A dictionary is basically your printed database of words or ideas. Arranged alphabetically hopefully with index tabs = so you can easily get the information you want. It comes Lilliputian and Brobdingnagian. Un abridged and abridged, Webster or Oxford, Hard Boand, soft bound or pulp.

I am not sure if you can call a dictionary an abcedary, which is defined in a dictionary as a book containing knowledge arranged in alphabetical order. A Bestiary would be a fine example whee you would find a Basilisk going before a Chimera or a Griffin but not an Aardvark. It is not a Grimoire, books of magics (literally Grammar Books) most famous of which would be the key of Solomon and the Lesser Key of Solomon also called Lemegeton.

But a dictionary is a powerful book.

It is more than a repository or words or annotations of the different native tongues. It is a treasure trove of ideas and culture. There are encyclopedic, biographical, geographical, literary and mythological dictionaries.

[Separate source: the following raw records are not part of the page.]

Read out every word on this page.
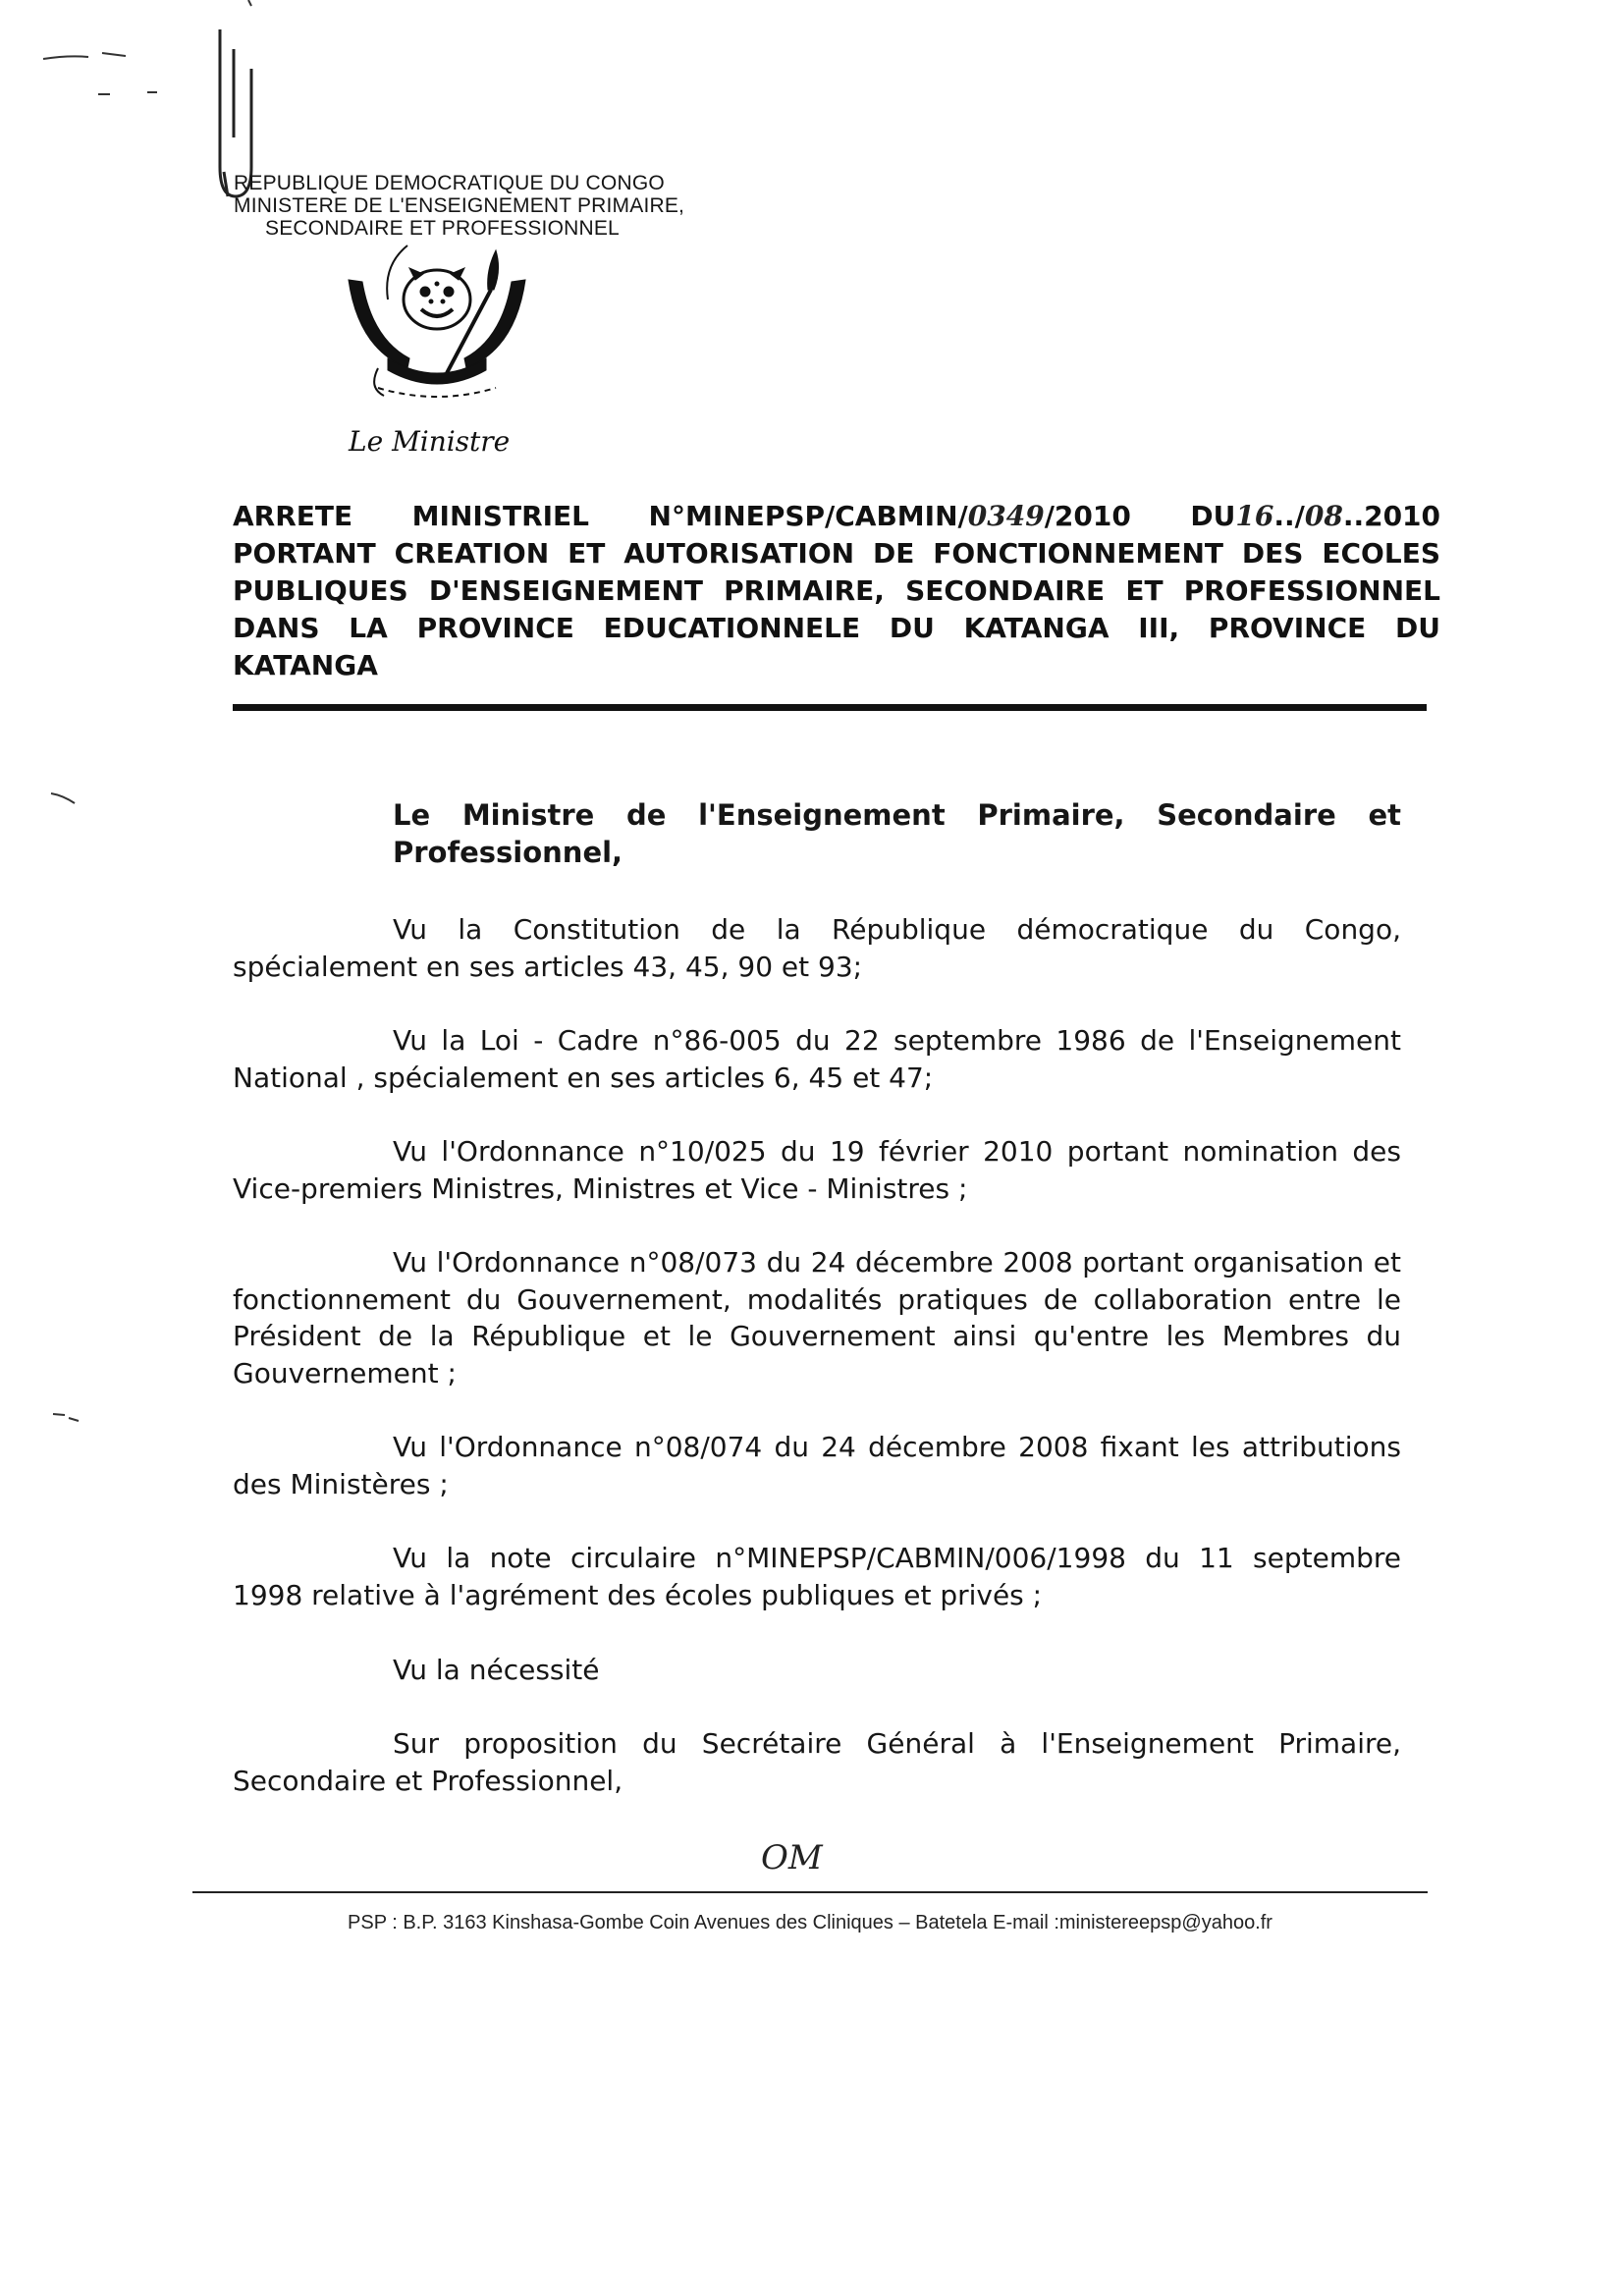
REPUBLIQUE DEMOCRATIQUE DU CONGO
MINISTERE DE L'ENSEIGNEMENT PRIMAIRE,
SECONDAIRE ET PROFESSIONNEL
Le Ministre
ARRETE MINISTRIEL N°MINEPSP/CABMIN/0349/2010 DU16../08..2010
PORTANT CREATION ET AUTORISATION DE FONCTIONNEMENT DES ECOLES
PUBLIQUES D'ENSEIGNEMENT PRIMAIRE, SECONDAIRE ET PROFESSIONNEL
DANS LA PROVINCE EDUCATIONNELE DU KATANGA III, PROVINCE DU
KATANGA
Le Ministre de l'Enseignement Primaire, Secondaire et Professionnel,
Vu la Constitution de la République démocratique du Congo, spécialement en ses articles 43, 45, 90 et 93;
Vu la Loi - Cadre n°86-005 du 22 septembre 1986 de l'Enseignement National , spécialement en ses articles 6, 45 et 47;
Vu l'Ordonnance n°10/025 du 19 février 2010 portant nomination des Vice-premiers Ministres, Ministres et Vice - Ministres ;
Vu l'Ordonnance n°08/073 du 24 décembre 2008 portant organisation et fonctionnement du Gouvernement, modalités pratiques de collaboration entre le Président de la République et le Gouvernement ainsi qu'entre les Membres du Gouvernement ;
Vu l'Ordonnance n°08/074 du 24 décembre 2008 fixant les attributions des Ministères ;
Vu la note circulaire n°MINEPSP/CABMIN/006/1998 du 11 septembre 1998 relative à l'agrément des écoles publiques et privés ;
Vu la nécessité
Sur proposition du Secrétaire Général à l'Enseignement Primaire, Secondaire et Professionnel,
OM
PSP : B.P. 3163 Kinshasa-Gombe Coin Avenues des Cliniques – Batetela E-mail :ministereepsp@yahoo.fr
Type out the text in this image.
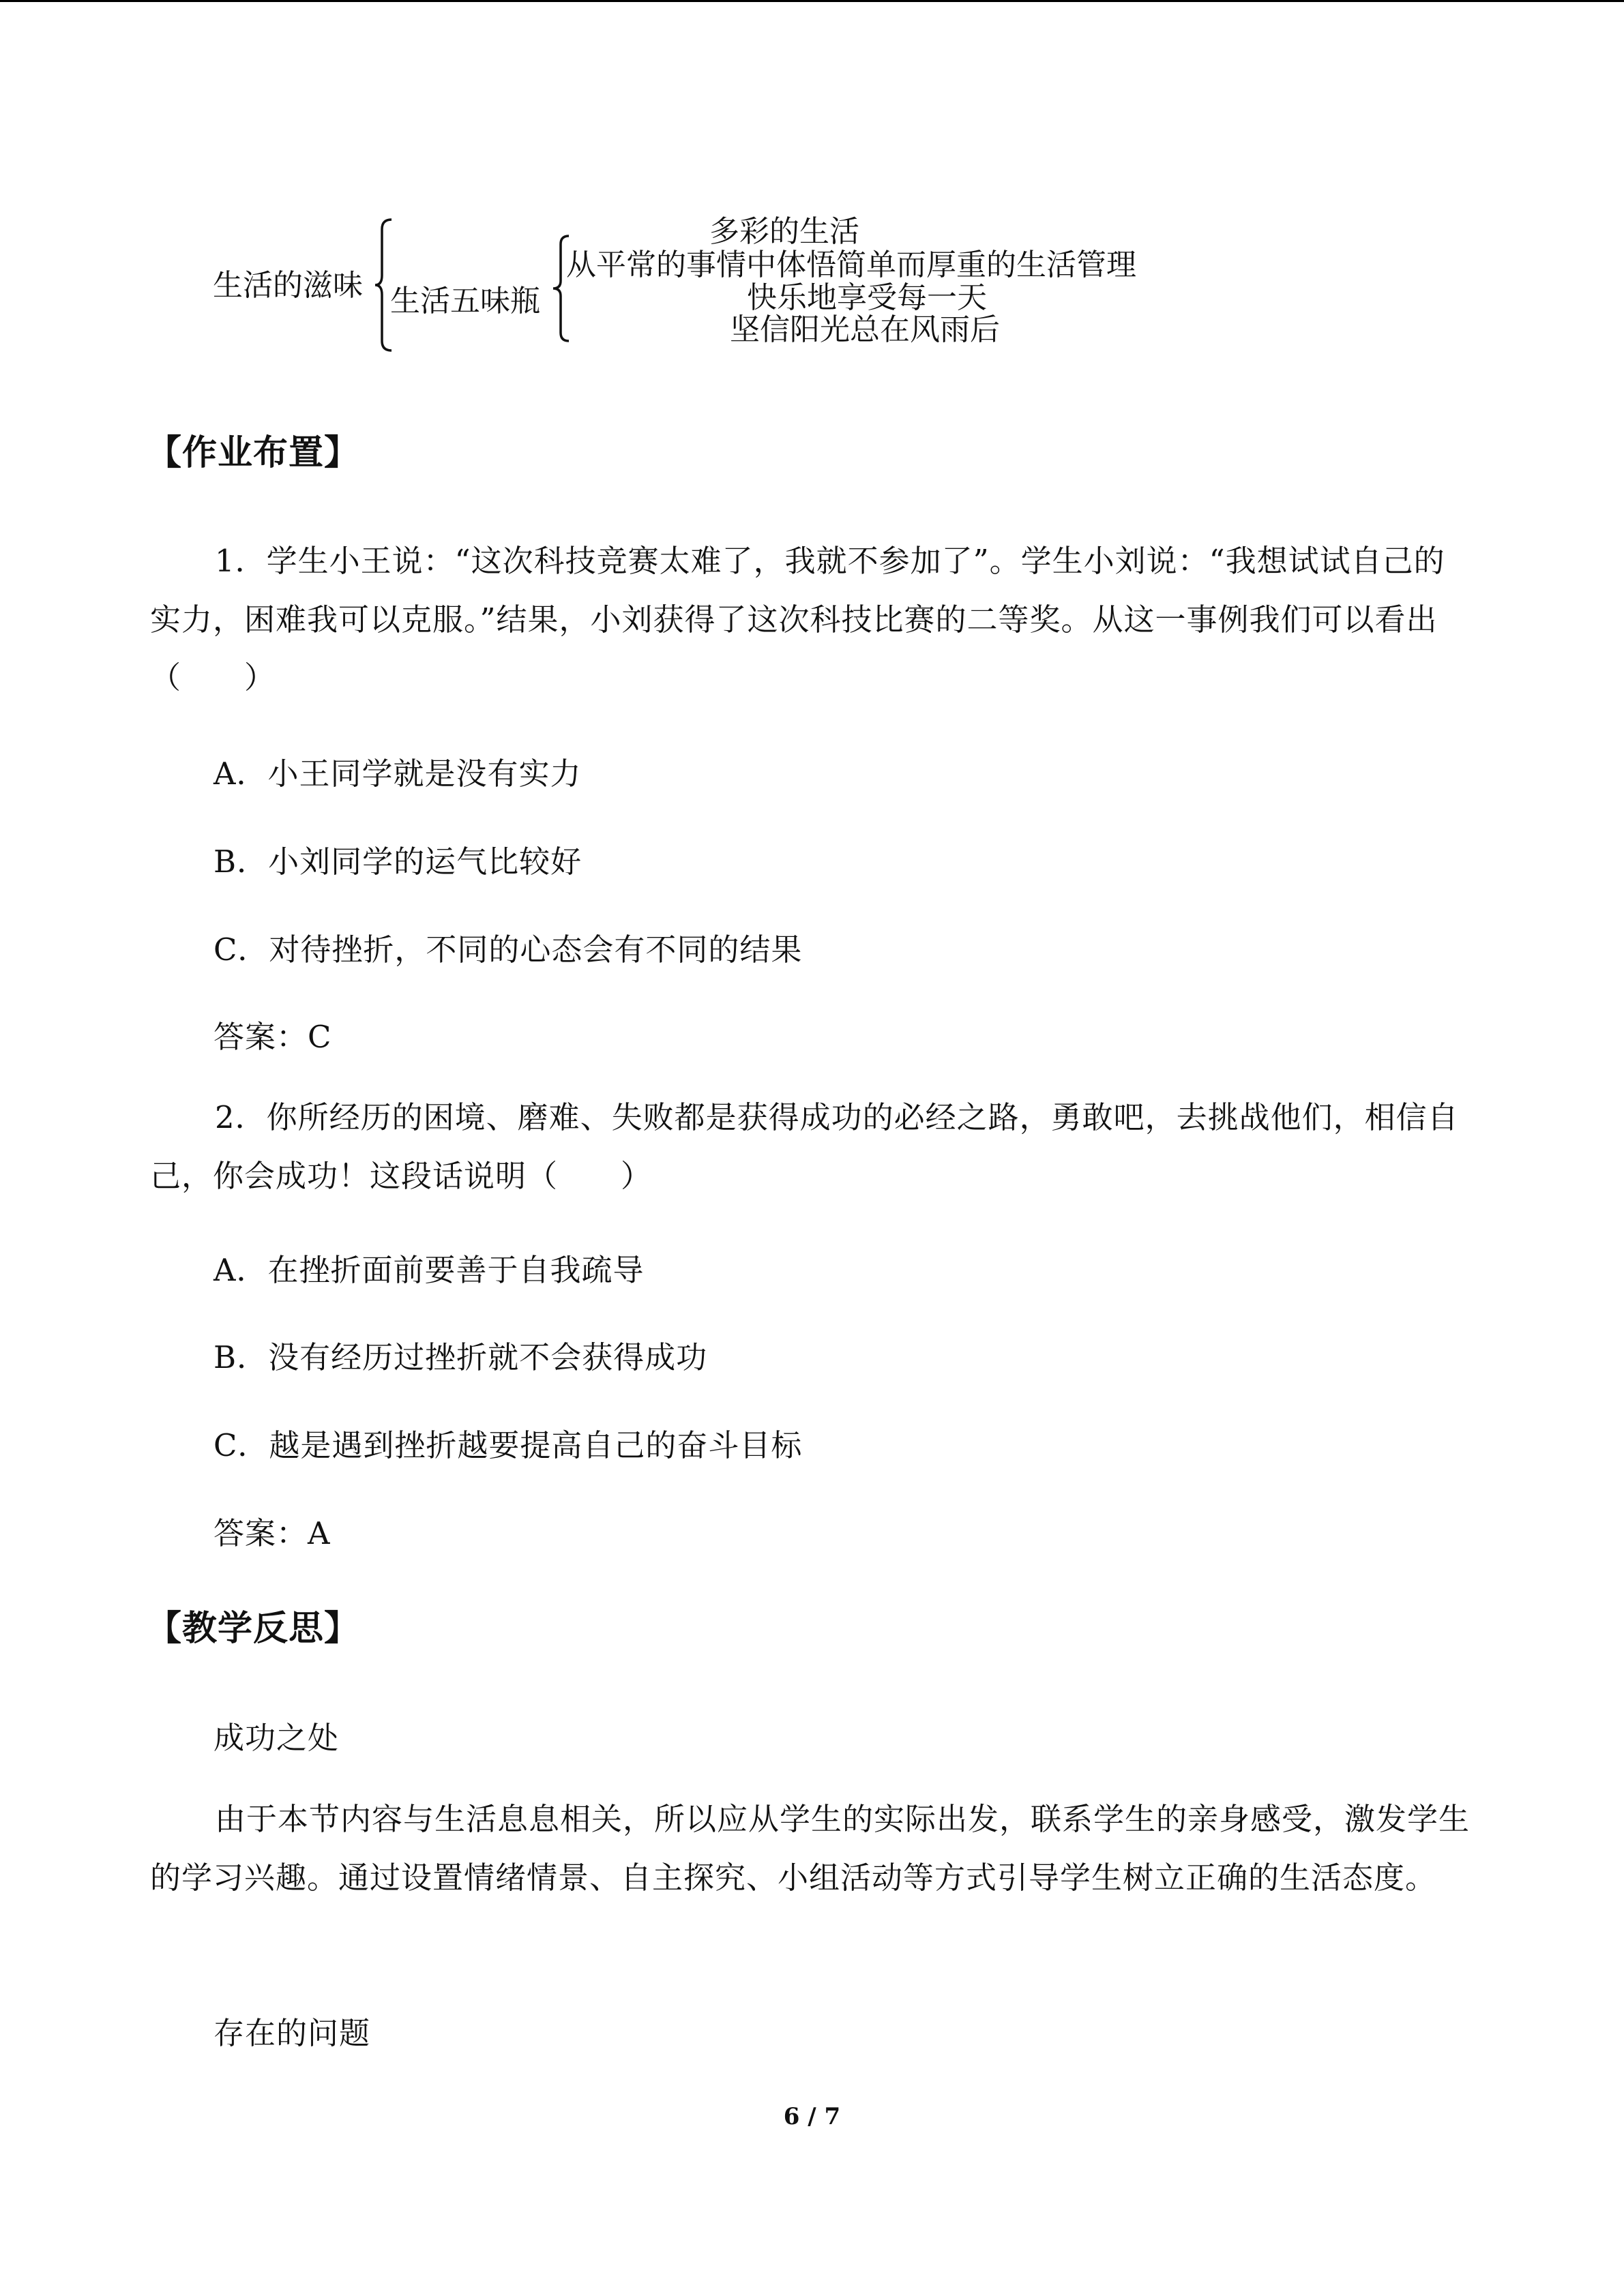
生活的滋味 生活五味瓶
多彩的生活
从平常的事情中体悟简单而厚重的生活管理
快乐地享受每一天
坚信阳光总在风雨后
【作业布置】
1．学生小王说：“这次科技竞赛太难了，我就不参加了”。学生小刘说：“我想试试自己的实力，困难我可以克服。”结果，小刘获得了这次科技比赛的二等奖。从这一事例我们可以看出（　　）
A．小王同学就是没有实力
B．小刘同学的运气比较好
C．对待挫折，不同的心态会有不同的结果
答案：C
2．你所经历的困境、磨难、失败都是获得成功的必经之路，勇敢吧，去挑战他们，相信自己，你会成功！这段话说明（　　）
A．在挫折面前要善于自我疏导
B．没有经历过挫折就不会获得成功
C．越是遇到挫折越要提高自己的奋斗目标
答案：A
【教学反思】
成功之处
由于本节内容与生活息息相关，所以应从学生的实际出发，联系学生的亲身感受，激发学生的学习兴趣。通过设置情绪情景、自主探究、小组活动等方式引导学生树立正确的生活态度。
存在的问题
6 / 7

There dictionary of the proper, slang and archaic words. There are dictionaries of euphemisms and those that the compare the difference between an electric torch or flashlight; a holiday and vacation; a resume and a curriculum vitae. In some a private school is actually public and a public school is private.

Some also tend to shed light on the changing nature of language. Where cute before is not cute as we know but something more clever and shrewd.

Dictionaries can also be a compilation of wits and comments displayed in an organized manner. The most of famous of these satirical dictionaries was written by Ambrose Bierce, who while observing the forcs of Pancho Villa in Mexico disappeared from the face of the Earth. Ambrose Bierce’s dictionary is one of ,y favorite dictionaries. A publishe a long long long time ago – originally entitled The Cynic’s Word Book in 1906 it was published as The Devil’s Dictionary in 1911.

ME, pro.
The objectionable case of I. The personal pronoun in English has three cases, the dominative, the objectionable and the oppressive. Each is all three.

APOLOGIZE, v.i.
To lay the foundation for a future offence.

DICTIONARY, n.
A malevolent literary device for cramping the growth of a language and making it hard and inelastic. This dictionary, however, is a most useful work.